# Prove the equivalence of the modified Turing Machines and the standard Turing Machines

We have a Turing Machine that cannot write the same symbol it has read in a transition, meaning it should always alter the symbol when passing it. How can we prove that such machines have equal processing power compared with the standard Turing Machines?

Now suppose $$S$$ is a stand Turing machine with $$\Gamma$$ as its alphabet on tape.
Let $$\Gamma'$$ be a copy of $$\Gamma$$, i.e., for all $$\gamma\in\Gamma$$, there is a corresponding $$\gamma'\in\Gamma'$$.

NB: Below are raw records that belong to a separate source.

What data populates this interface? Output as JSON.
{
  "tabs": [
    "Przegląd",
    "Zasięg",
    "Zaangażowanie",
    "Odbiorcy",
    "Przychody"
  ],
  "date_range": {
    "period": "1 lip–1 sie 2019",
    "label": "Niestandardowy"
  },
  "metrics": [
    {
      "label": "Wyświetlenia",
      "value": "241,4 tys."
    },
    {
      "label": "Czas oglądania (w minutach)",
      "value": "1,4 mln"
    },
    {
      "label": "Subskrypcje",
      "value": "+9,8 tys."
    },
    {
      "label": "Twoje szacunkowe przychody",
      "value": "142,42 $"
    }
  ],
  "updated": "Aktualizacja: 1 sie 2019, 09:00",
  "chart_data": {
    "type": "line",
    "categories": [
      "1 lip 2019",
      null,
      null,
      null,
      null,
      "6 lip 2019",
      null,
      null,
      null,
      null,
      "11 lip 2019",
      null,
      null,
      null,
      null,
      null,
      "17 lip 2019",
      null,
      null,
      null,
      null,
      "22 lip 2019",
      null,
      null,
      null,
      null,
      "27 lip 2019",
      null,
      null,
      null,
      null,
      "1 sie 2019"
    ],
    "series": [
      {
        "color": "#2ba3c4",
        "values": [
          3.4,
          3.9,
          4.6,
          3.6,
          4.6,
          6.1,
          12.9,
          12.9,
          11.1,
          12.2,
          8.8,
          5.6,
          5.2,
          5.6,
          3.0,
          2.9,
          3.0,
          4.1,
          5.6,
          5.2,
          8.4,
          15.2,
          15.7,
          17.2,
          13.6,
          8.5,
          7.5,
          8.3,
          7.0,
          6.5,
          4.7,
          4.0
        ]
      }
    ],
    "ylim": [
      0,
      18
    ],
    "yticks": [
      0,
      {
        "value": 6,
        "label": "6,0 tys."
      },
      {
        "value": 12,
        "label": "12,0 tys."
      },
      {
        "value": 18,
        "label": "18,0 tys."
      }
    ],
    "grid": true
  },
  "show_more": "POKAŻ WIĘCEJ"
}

Let Turing machine $$M$$ be the same as $$S$$ except that
• $$M$$'s alphabet on tape is $$\Gamma\sqcup\Gamma'$$.
• Suppose $$M$$ read $$\alpha\in\Gamma$$ or $$\alpha'\in \Gamma'$$. Then $$M$$ will behave like $$S$$ as if $$S$$ had read $$\alpha$$, except that $$M$$ will write $$\beta'$$ instead if $$S$$ would write $$\beta\in\Gamma$$ when $$\alpha$$ was read.
We see that $$M$$ is a modified Turing machine that simulates $$S$$. Hence the power of modified Turing machines is at least that of standard Turing machines.